Small update: I managed to quite accurately create a brightness mask in LRC. The procedure is as follows:
Take a shot of a blank B&W negative
Import with Linear B&W profile (e.g., NegativeLab v2.3 B&W)
Analyze the variation of brightness (if any) in LRC in the development module by hovering over the frame and looking at the R, G, and B values: They should be the same (since B&W) and constant across the frame
Crop to see only the blank negative
Apply a radial mask: My light panel is square, so I will need a circular mask. A rectangular panel will need an oval mask of similar aspect ratio as the panel. Stretch the radial mask across the frame.
Invert the mask (to add brightness to the frame edges and corners)

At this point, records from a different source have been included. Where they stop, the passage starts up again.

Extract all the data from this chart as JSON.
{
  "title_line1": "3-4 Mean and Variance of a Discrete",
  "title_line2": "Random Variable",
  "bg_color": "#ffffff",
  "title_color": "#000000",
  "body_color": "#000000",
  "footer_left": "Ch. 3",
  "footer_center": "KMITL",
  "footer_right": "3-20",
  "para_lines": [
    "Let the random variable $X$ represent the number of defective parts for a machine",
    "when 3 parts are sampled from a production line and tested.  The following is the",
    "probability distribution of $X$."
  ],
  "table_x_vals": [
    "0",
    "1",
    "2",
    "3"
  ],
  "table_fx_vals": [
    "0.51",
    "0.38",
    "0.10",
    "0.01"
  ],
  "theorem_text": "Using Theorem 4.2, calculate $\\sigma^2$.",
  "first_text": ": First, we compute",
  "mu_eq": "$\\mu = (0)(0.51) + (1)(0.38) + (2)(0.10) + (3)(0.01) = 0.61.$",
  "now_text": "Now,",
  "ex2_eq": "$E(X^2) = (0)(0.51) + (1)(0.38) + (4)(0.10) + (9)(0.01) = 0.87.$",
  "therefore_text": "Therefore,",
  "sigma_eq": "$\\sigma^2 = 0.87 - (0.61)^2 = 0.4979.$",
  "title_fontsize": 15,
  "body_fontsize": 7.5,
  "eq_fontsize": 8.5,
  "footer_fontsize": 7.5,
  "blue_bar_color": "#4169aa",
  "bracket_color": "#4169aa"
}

Apply exposure correction (add) while observing both the histogram and the Tone Curves panel. Observe the peak varying in width while dragging the exposure slider back and forth. The sharpest peak occurs when the brightness is constant across the frame. Drag the exposure slider therefore until the peak is as sharp as possible. Done. Verify homogeneity by hovering across the frame again.
Assign a preset to this mask and copy that over the scanned frames.
The sharpness of the peak can likely be tuned further by playing with the details of the mask but I did not try that. The brightness is homogeneous now in my case. At some point when I find more time, I will drag my light source further out to the 205 mm position that should give only 1% fall-off in the extreme corner of the frame, but I need to find time since this involves a slight mod on my rig.